L'Irak reste prisonnier de sa propre boucle

Près de vingt ans après sa "libération" et trois ans après les grandes manifestations d'une population exaspérée, l'Irak reste prisonnier d'une éternelle boucle politique qui l'empêche de sortir du chaos et de la détérioration évidente dans lesquels il s'enfonce progressivement. Le 1er octobre a marqué le troisième anniversaire de ce soulèvement contre l'immobilisme politique, la corruption des élites, la mauvaise administration et le dysfonctionnement des services publics, autant d'éléments qui contribuent encore davantage à l'exaspération d'une population qui ne trouve aucune issue à son manque évident d'espoir. Ce mouvement de protestation, qui s'est étendu à toute la moitié sud du pays, a fait 600 morts et 30 000 blessés, résultat d'une répression violente qui n'a été qu'atténuée par le confinement décrété par la pandémie de coronavirus.
Cet anniversaire, marqué par de nouvelles manifestations et émeutes, principalement à Bagdad, a presque coïncidé dans le temps avec le vingtième anniversaire de la "libération" de l'Irak. Tel est, entre guillemets, le titre donné par le professeur Hayder al-Khoei, qui a inauguré par sa conférence à la Casa Árabe de Madrid le nouveau cycle annuel de l'Aula Árabe Universitaria, en collaboration avec plusieurs facultés espagnoles. M. Al-Khoei a expliqué le destin tragique qui frappe "un pays qui, avec les voisins qu'il a, n'a pas besoin d'ennemis", faisant référence à tous ceux qui ont toujours essayé de manipuler la politique et le destin des Irakiens : la Turquie, l'Iran, la Syrie et l'Arabie saoudite. Les deux premiers bombardent régulièrement les zones occupées par les Kurdes sous prétexte de débarrasser leurs enclaves des terroristes et d'annexer de facto le contrôle de leurs régions.
Aujourd'hui, comme en 2019, une grande partie des 42 millions d'Irakiens qui risquent de manifester réclament la chute du régime qui, pris dans cette boucle, est incapable de nommer un premier ministre un an après la tenue des dernières élections.
Depuis la chute du régime sunnite de Saddam Hussein, qui avait délibérément assujetti la majorité chiite, les chiites ont gagné en domination.
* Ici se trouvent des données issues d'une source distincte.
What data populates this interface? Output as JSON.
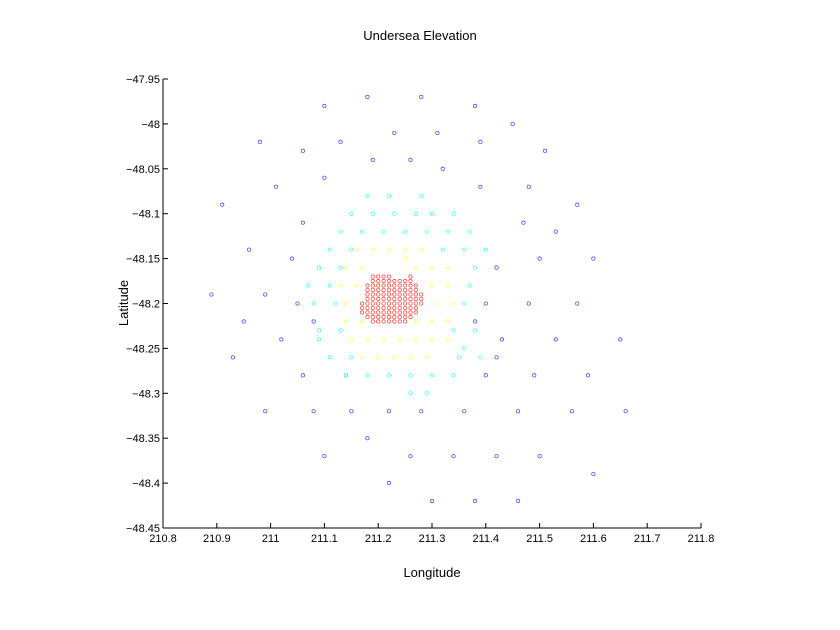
{
  "chart_data": {
    "type": "scatter",
    "title": "Undersea Elevation",
    "xlabel": "Longitude",
    "ylabel": "Latitude",
    "xlim": [
      210.8,
      211.8
    ],
    "ylim": [
      -48.45,
      -47.95
    ],
    "xticks": [
      "210.8",
      "210.9",
      "211",
      "211.1",
      "211.2",
      "211.3",
      "211.4",
      "211.5",
      "211.6",
      "211.7",
      "211.8"
    ],
    "yticks": [
      "-47.95",
      "-48",
      "-48.05",
      "-48.1",
      "-48.15",
      "-48.2",
      "-48.25",
      "-48.3",
      "-48.35",
      "-48.4",
      "-48.45"
    ],
    "grid": false,
    "marker": "circle-open",
    "colormap": [
      "#ff4040",
      "#ffff60",
      "#40ffff",
      "#4040ff"
    ],
    "series": [
      {
        "color": "#4040ff",
        "points": [
          [
            211.1,
            -47.98
          ],
          [
            211.18,
            -47.97
          ],
          [
            211.28,
            -47.97
          ],
          [
            211.38,
            -47.98
          ],
          [
            211.23,
            -48.01
          ],
          [
            211.31,
            -48.01
          ],
          [
            211.45,
            -48.0
          ],
          [
            210.98,
            -48.02
          ],
          [
            211.06,
            -48.03
          ],
          [
            211.13,
            -48.02
          ],
          [
            211.39,
            -48.02
          ],
          [
            211.51,
            -48.03
          ],
          [
            211.19,
            -48.04
          ],
          [
            211.26,
            -48.04
          ],
          [
            211.32,
            -48.05
          ],
          [
            211.1,
            -48.06
          ],
          [
            211.01,
            -48.07
          ],
          [
            211.39,
            -48.07
          ],
          [
            211.48,
            -48.07
          ],
          [
            210.91,
            -48.09
          ],
          [
            211.57,
            -48.09
          ],
          [
            211.06,
            -48.11
          ],
          [
            211.47,
            -48.11
          ],
          [
            211.53,
            -48.12
          ],
          [
            210.96,
            -48.14
          ],
          [
            211.04,
            -48.15
          ],
          [
            211.5,
            -48.15
          ],
          [
            211.6,
            -48.15
          ],
          [
            211.42,
            -48.16
          ],
          [
            210.89,
            -48.19
          ],
          [
            210.99,
            -48.19
          ],
          [
            211.05,
            -48.2
          ],
          [
            211.4,
            -48.2
          ],
          [
            211.48,
            -48.2
          ],
          [
            211.57,
            -48.2
          ],
          [
            210.95,
            -48.22
          ],
          [
            211.08,
            -48.22
          ],
          [
            211.38,
            -48.22
          ],
          [
            211.02,
            -48.24
          ],
          [
            211.43,
            -48.24
          ],
          [
            211.53,
            -48.24
          ],
          [
            211.65,
            -48.24
          ],
          [
            210.93,
            -48.26
          ],
          [
            211.42,
            -48.26
          ],
          [
            211.06,
            -48.28
          ],
          [
            211.14,
            -48.28
          ],
          [
            211.4,
            -48.28
          ],
          [
            211.49,
            -48.28
          ],
          [
            211.59,
            -48.28
          ],
          [
            210.99,
            -48.32
          ],
          [
            211.08,
            -48.32
          ],
          [
            211.15,
            -48.32
          ],
          [
            211.22,
            -48.32
          ],
          [
            211.28,
            -48.32
          ],
          [
            211.36,
            -48.32
          ],
          [
            211.46,
            -48.32
          ],
          [
            211.56,
            -48.32
          ],
          [
            211.66,
            -48.32
          ],
          [
            211.18,
            -48.35
          ],
          [
            211.1,
            -48.37
          ],
          [
            211.26,
            -48.37
          ],
          [
            211.34,
            -48.37
          ],
          [
            211.42,
            -48.37
          ],
          [
            211.5,
            -48.37
          ],
          [
            211.6,
            -48.39
          ],
          [
            211.22,
            -48.4
          ],
          [
            211.3,
            -48.42
          ],
          [
            211.38,
            -48.42
          ],
          [
            211.46,
            -48.42
          ]
        ]
      },
      {
        "color": "#40ffff",
        "points": [
          [
            211.18,
            -48.08
          ],
          [
            211.22,
            -48.08
          ],
          [
            211.28,
            -48.08
          ],
          [
            211.15,
            -48.1
          ],
          [
            211.19,
            -48.1
          ],
          [
            211.23,
            -48.1
          ],
          [
            211.27,
            -48.1
          ],
          [
            211.3,
            -48.1
          ],
          [
            211.34,
            -48.1
          ],
          [
            211.13,
            -48.12
          ],
          [
            211.17,
            -48.12
          ],
          [
            211.21,
            -48.12
          ],
          [
            211.25,
            -48.12
          ],
          [
            211.29,
            -48.12
          ],
          [
            211.33,
            -48.12
          ],
          [
            211.37,
            -48.12
          ],
          [
            211.11,
            -48.14
          ],
          [
            211.15,
            -48.14
          ],
          [
            211.32,
            -48.14
          ],
          [
            211.36,
            -48.14
          ],
          [
            211.4,
            -48.14
          ],
          [
            211.09,
            -48.16
          ],
          [
            211.13,
            -48.16
          ],
          [
            211.38,
            -48.16
          ],
          [
            211.07,
            -48.18
          ],
          [
            211.11,
            -48.18
          ],
          [
            211.37,
            -48.18
          ],
          [
            211.08,
            -48.2
          ],
          [
            211.12,
            -48.2
          ],
          [
            211.36,
            -48.2
          ],
          [
            211.09,
            -48.23
          ],
          [
            211.13,
            -48.23
          ],
          [
            211.34,
            -48.23
          ],
          [
            211.38,
            -48.23
          ],
          [
            211.09,
            -48.24
          ],
          [
            211.36,
            -48.25
          ],
          [
            211.11,
            -48.26
          ],
          [
            211.15,
            -48.26
          ],
          [
            211.35,
            -48.26
          ],
          [
            211.39,
            -48.26
          ],
          [
            211.14,
            -48.28
          ],
          [
            211.18,
            -48.28
          ],
          [
            211.22,
            -48.28
          ],
          [
            211.26,
            -48.28
          ],
          [
            211.3,
            -48.28
          ],
          [
            211.34,
            -48.28
          ],
          [
            211.26,
            -48.3
          ],
          [
            211.29,
            -48.3
          ]
        ]
      },
      {
        "color": "#ffff60",
        "points": [
          [
            211.16,
            -48.14
          ],
          [
            211.19,
            -48.14
          ],
          [
            211.22,
            -48.14
          ],
          [
            211.25,
            -48.14
          ],
          [
            211.28,
            -48.14
          ],
          [
            211.14,
            -48.16
          ],
          [
            211.17,
            -48.16
          ],
          [
            211.27,
            -48.16
          ],
          [
            211.3,
            -48.16
          ],
          [
            211.33,
            -48.16
          ],
          [
            211.13,
            -48.18
          ],
          [
            211.16,
            -48.18
          ],
          [
            211.3,
            -48.18
          ],
          [
            211.33,
            -48.18
          ],
          [
            211.14,
            -48.2
          ],
          [
            211.17,
            -48.2
          ],
          [
            211.31,
            -48.2
          ],
          [
            211.34,
            -48.2
          ],
          [
            211.14,
            -48.22
          ],
          [
            211.17,
            -48.22
          ],
          [
            211.2,
            -48.22
          ],
          [
            211.27,
            -48.22
          ],
          [
            211.3,
            -48.22
          ],
          [
            211.33,
            -48.22
          ],
          [
            211.15,
            -48.24
          ],
          [
            211.18,
            -48.24
          ],
          [
            211.21,
            -48.24
          ],
          [
            211.24,
            -48.24
          ],
          [
            211.27,
            -48.24
          ],
          [
            211.3,
            -48.24
          ],
          [
            211.33,
            -48.24
          ],
          [
            211.17,
            -48.26
          ],
          [
            211.2,
            -48.26
          ],
          [
            211.23,
            -48.26
          ],
          [
            211.26,
            -48.26
          ],
          [
            211.29,
            -48.26
          ],
          [
            211.21,
            -48.18
          ],
          [
            211.25,
            -48.15
          ]
        ]
      },
      {
        "color": "#ff4040",
        "points": [
          [
            211.19,
            -48.17
          ],
          [
            211.2,
            -48.17
          ],
          [
            211.21,
            -48.17
          ],
          [
            211.22,
            -48.17
          ],
          [
            211.26,
            -48.17
          ],
          [
            211.19,
            -48.175
          ],
          [
            211.2,
            -48.175
          ],
          [
            211.21,
            -48.175
          ],
          [
            211.22,
            -48.175
          ],
          [
            211.23,
            -48.175
          ],
          [
            211.24,
            -48.175
          ],
          [
            211.25,
            -48.175
          ],
          [
            211.26,
            -48.175
          ],
          [
            211.18,
            -48.18
          ],
          [
            211.19,
            -48.18
          ],
          [
            211.2,
            -48.18
          ],
          [
            211.21,
            -48.18
          ],
          [
            211.22,
            -48.18
          ],
          [
            211.23,
            -48.18
          ],
          [
            211.24,
            -48.18
          ],
          [
            211.25,
            -48.18
          ],
          [
            211.26,
            -48.18
          ],
          [
            211.27,
            -48.18
          ],
          [
            211.18,
            -48.185
          ],
          [
            211.19,
            -48.185
          ],
          [
            211.2,
            -48.185
          ],
          [
            211.21,
            -48.185
          ],
          [
            211.22,
            -48.185
          ],
          [
            211.23,
            -48.185
          ],
          [
            211.24,
            -48.185
          ],
          [
            211.25,
            -48.185
          ],
          [
            211.26,
            -48.185
          ],
          [
            211.27,
            -48.185
          ],
          [
            211.18,
            -48.19
          ],
          [
            211.19,
            -48.19
          ],
          [
            211.2,
            -48.19
          ],
          [
            211.21,
            -48.19
          ],
          [
            211.22,
            -48.19
          ],
          [
            211.23,
            -48.19
          ],
          [
            211.24,
            -48.19
          ],
          [
            211.25,
            -48.19
          ],
          [
            211.26,
            -48.19
          ],
          [
            211.27,
            -48.19
          ],
          [
            211.28,
            -48.19
          ],
          [
            211.18,
            -48.195
          ],
          [
            211.19,
            -48.195
          ],
          [
            211.2,
            -48.195
          ],
          [
            211.21,
            -48.195
          ],
          [
            211.22,
            -48.195
          ],
          [
            211.23,
            -48.195
          ],
          [
            211.24,
            -48.195
          ],
          [
            211.25,
            -48.195
          ],
          [
            211.26,
            -48.195
          ],
          [
            211.27,
            -48.195
          ],
          [
            211.28,
            -48.195
          ],
          [
            211.17,
            -48.2
          ],
          [
            211.18,
            -48.2
          ],
          [
            211.19,
            -48.2
          ],
          [
            211.2,
            -48.2
          ],
          [
            211.21,
            -48.2
          ],
          [
            211.22,
            -48.2
          ],
          [
            211.23,
            -48.2
          ],
          [
            211.24,
            -48.2
          ],
          [
            211.25,
            -48.2
          ],
          [
            211.26,
            -48.2
          ],
          [
            211.27,
            -48.2
          ],
          [
            211.28,
            -48.2
          ],
          [
            211.17,
            -48.205
          ],
          [
            211.18,
            -48.205
          ],
          [
            211.19,
            -48.205
          ],
          [
            211.2,
            -48.205
          ],
          [
            211.21,
            -48.205
          ],
          [
            211.22,
            -48.205
          ],
          [
            211.23,
            -48.205
          ],
          [
            211.24,
            -48.205
          ],
          [
            211.25,
            -48.205
          ],
          [
            211.26,
            -48.205
          ],
          [
            211.27,
            -48.205
          ],
          [
            211.17,
            -48.21
          ],
          [
            211.18,
            -48.21
          ],
          [
            211.19,
            -48.21
          ],
          [
            211.2,
            -48.21
          ],
          [
            211.21,
            -48.21
          ],
          [
            211.22,
            -48.21
          ],
          [
            211.23,
            -48.21
          ],
          [
            211.24,
            -48.21
          ],
          [
            211.25,
            -48.21
          ],
          [
            211.26,
            -48.21
          ],
          [
            211.27,
            -48.21
          ],
          [
            211.18,
            -48.215
          ],
          [
            211.19,
            -48.215
          ],
          [
            211.2,
            -48.215
          ],
          [
            211.21,
            -48.215
          ],
          [
            211.22,
            -48.215
          ],
          [
            211.23,
            -48.215
          ],
          [
            211.24,
            -48.215
          ],
          [
            211.25,
            -48.215
          ],
          [
            211.26,
            -48.215
          ],
          [
            211.19,
            -48.22
          ],
          [
            211.2,
            -48.22
          ],
          [
            211.21,
            -48.22
          ],
          [
            211.22,
            -48.22
          ],
          [
            211.23,
            -48.22
          ],
          [
            211.24,
            -48.22
          ],
          [
            211.25,
            -48.22
          ]
        ]
      }
    ]
  }
}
Rapidement, la figure de Moqtada al-Sadr émerge, autour de laquelle se forme le conglomérat politique le plus puissant du pays, tandis que leur désaccord avec l'Iran des ayatollahs, qui cherchaient et cherchent encore à faire de l'Irak un protectorat de Téhéran, devient de plus en plus évident. Ces différences se sont traduites par la création d'une alliance de plusieurs organisations chiites pro-iraniennes. L'affrontement entre ces deux factions du chiisme semble irréductible : les partisans de Moqtada al-Sadr exigent la dissolution immédiate du Parlement, après l'avoir pris d'assaut et occupé à deux reprises, dénonçant à plusieurs reprises son incapacité à élire un gouvernement, et réclamant donc de nouvelles élections. L'Alliance pro-iranienne, en revanche, a exigé tout le contraire : l'élection préalable d'un gouvernement, persuadée d'y avoir le plus de poids, avant de se rendre à nouveau aux urnes.
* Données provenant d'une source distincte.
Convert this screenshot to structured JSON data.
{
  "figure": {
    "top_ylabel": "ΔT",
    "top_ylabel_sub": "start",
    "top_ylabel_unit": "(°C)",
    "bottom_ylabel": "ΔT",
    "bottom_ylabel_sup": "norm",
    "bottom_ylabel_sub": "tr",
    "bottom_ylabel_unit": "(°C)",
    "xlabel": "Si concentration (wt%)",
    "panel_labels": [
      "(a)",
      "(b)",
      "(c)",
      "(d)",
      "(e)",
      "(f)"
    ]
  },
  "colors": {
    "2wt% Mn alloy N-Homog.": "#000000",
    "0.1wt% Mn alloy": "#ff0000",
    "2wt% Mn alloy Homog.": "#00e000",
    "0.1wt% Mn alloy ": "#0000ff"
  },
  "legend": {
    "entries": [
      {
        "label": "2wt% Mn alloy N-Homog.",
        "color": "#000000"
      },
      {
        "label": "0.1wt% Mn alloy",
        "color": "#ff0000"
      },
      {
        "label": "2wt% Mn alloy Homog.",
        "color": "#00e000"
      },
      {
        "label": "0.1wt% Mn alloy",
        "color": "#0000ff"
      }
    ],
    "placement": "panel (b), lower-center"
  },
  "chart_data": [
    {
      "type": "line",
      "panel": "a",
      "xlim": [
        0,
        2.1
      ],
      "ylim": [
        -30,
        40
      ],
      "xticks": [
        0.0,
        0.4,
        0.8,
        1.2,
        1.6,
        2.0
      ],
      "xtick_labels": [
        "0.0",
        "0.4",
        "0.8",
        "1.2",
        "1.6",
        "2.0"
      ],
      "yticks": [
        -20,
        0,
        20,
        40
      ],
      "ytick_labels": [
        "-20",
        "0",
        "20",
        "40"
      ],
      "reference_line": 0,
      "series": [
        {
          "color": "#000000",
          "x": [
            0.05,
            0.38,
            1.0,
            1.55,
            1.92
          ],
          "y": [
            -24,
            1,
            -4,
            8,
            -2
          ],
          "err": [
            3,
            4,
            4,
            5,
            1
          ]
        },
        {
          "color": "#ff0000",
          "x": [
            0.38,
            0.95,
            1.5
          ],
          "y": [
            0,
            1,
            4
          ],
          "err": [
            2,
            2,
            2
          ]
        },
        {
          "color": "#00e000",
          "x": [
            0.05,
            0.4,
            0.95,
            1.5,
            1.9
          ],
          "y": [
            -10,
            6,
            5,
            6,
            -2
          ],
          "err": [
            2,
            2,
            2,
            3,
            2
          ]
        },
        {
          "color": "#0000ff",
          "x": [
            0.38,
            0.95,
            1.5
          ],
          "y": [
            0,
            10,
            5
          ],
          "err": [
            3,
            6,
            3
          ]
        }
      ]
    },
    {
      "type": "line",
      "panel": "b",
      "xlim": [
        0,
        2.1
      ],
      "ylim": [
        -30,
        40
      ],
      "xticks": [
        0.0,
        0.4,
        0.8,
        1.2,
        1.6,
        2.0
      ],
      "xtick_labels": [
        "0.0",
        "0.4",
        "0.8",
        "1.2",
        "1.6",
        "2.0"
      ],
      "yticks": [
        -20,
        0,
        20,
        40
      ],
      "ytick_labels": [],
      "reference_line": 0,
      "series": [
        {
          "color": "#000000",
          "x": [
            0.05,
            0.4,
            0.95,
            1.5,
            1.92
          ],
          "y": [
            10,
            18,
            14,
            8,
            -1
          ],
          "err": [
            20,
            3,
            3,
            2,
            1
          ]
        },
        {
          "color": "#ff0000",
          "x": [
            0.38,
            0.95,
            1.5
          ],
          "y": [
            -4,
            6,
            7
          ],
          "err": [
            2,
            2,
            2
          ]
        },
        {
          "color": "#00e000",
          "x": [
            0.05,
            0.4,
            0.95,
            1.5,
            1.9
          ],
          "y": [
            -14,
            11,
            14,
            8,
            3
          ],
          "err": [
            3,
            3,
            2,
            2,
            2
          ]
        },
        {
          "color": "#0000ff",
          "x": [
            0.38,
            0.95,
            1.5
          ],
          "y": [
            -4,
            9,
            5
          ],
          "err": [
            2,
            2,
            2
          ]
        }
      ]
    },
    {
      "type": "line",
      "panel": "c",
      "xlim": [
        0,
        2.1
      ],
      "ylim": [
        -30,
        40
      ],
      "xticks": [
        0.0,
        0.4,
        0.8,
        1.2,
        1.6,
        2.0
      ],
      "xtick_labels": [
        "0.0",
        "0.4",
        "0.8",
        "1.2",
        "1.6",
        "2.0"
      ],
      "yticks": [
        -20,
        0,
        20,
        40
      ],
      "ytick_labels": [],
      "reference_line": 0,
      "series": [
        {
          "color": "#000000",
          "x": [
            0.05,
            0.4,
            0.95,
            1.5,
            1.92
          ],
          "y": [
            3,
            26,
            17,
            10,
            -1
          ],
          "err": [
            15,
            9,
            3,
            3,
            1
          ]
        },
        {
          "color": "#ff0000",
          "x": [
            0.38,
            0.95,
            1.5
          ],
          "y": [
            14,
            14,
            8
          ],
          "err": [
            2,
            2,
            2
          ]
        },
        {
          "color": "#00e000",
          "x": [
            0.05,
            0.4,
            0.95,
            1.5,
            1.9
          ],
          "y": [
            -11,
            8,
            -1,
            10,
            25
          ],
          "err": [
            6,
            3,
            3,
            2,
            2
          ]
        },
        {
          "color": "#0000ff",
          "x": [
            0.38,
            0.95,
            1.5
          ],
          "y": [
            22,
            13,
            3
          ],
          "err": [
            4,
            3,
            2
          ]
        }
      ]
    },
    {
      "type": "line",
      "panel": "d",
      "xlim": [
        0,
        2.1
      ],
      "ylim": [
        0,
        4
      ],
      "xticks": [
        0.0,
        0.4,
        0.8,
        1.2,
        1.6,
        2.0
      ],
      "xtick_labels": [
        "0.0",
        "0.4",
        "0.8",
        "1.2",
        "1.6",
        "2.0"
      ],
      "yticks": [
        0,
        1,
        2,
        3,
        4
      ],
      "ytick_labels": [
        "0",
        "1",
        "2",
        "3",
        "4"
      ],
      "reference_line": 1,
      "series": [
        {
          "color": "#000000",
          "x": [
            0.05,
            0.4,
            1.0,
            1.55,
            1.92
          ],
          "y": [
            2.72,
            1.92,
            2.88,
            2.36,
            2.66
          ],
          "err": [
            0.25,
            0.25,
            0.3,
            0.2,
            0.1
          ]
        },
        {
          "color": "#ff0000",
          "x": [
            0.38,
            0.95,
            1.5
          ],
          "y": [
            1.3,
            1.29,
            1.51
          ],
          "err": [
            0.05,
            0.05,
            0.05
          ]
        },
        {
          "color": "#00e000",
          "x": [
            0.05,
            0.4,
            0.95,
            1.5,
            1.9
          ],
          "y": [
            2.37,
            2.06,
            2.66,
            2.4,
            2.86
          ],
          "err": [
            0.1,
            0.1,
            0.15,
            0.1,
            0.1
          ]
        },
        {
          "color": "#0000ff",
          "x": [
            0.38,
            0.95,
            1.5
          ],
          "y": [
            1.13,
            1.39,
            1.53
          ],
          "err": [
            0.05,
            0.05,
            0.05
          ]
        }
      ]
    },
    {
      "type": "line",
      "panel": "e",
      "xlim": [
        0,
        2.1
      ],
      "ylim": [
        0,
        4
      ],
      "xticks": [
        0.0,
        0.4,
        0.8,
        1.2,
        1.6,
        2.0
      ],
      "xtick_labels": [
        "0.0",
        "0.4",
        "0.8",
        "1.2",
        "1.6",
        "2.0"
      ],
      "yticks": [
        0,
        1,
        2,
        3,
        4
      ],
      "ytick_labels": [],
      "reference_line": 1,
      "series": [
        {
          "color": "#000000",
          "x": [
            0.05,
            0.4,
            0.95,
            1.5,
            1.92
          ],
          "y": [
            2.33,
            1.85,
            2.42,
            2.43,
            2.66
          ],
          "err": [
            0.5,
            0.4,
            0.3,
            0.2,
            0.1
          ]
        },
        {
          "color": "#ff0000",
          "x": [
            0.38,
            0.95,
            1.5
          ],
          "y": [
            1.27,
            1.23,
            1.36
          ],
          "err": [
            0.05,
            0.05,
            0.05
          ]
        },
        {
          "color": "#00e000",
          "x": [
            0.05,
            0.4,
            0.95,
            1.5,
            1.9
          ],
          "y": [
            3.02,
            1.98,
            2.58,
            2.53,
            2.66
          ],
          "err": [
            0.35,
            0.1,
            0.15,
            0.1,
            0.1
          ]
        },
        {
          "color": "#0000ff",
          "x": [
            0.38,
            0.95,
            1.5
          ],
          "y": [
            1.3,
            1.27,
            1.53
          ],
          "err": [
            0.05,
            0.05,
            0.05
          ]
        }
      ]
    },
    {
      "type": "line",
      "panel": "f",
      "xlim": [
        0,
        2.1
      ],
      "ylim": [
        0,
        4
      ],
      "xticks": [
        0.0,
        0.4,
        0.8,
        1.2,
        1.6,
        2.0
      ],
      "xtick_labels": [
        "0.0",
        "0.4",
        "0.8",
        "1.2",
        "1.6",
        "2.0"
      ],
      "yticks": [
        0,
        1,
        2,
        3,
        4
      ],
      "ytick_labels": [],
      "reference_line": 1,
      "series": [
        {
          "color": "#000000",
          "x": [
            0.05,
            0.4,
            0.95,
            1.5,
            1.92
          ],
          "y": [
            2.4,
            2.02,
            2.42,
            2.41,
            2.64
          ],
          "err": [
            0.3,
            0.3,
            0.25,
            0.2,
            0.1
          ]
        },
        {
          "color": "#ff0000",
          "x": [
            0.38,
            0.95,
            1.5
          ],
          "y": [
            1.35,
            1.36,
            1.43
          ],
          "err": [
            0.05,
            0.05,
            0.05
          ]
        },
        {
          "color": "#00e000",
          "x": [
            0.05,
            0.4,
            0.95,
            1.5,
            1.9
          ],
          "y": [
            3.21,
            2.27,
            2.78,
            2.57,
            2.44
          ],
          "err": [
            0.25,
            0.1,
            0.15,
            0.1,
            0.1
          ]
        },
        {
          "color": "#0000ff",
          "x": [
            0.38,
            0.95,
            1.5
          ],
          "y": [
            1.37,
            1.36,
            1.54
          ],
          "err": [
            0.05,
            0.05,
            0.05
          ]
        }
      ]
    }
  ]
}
Au sein de ce camp pro-iranien, le leader le plus en vue est Hachd al-Chaabi, dont les forces paramilitaires ont été intégrées dans les rangs de l'armée régulière, qu'elles enlèvent en grande partie. Ce sont ces paramilitaires qui ont affronté les sadristes à la fin du mois d'août, tuant 30 personnes et en blessant plus d'une centaine.
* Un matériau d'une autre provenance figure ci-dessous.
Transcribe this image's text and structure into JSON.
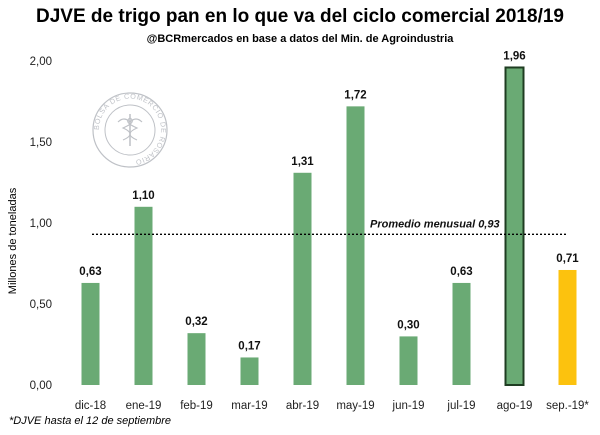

Si la situation politique est exaspérante, la situation économique n'est pas meilleure : la sécheresse persistante, aggravée par le changement climatique, la corruption endémique et la paralysie presque totale des projets de reconstruction du pays, font que la plupart des jeunes (dont près de 50% sont au chômage) ne voient d'autre issue que l'émigration, légale ou illégale, et se tournent à nouveau vers l'Union européenne.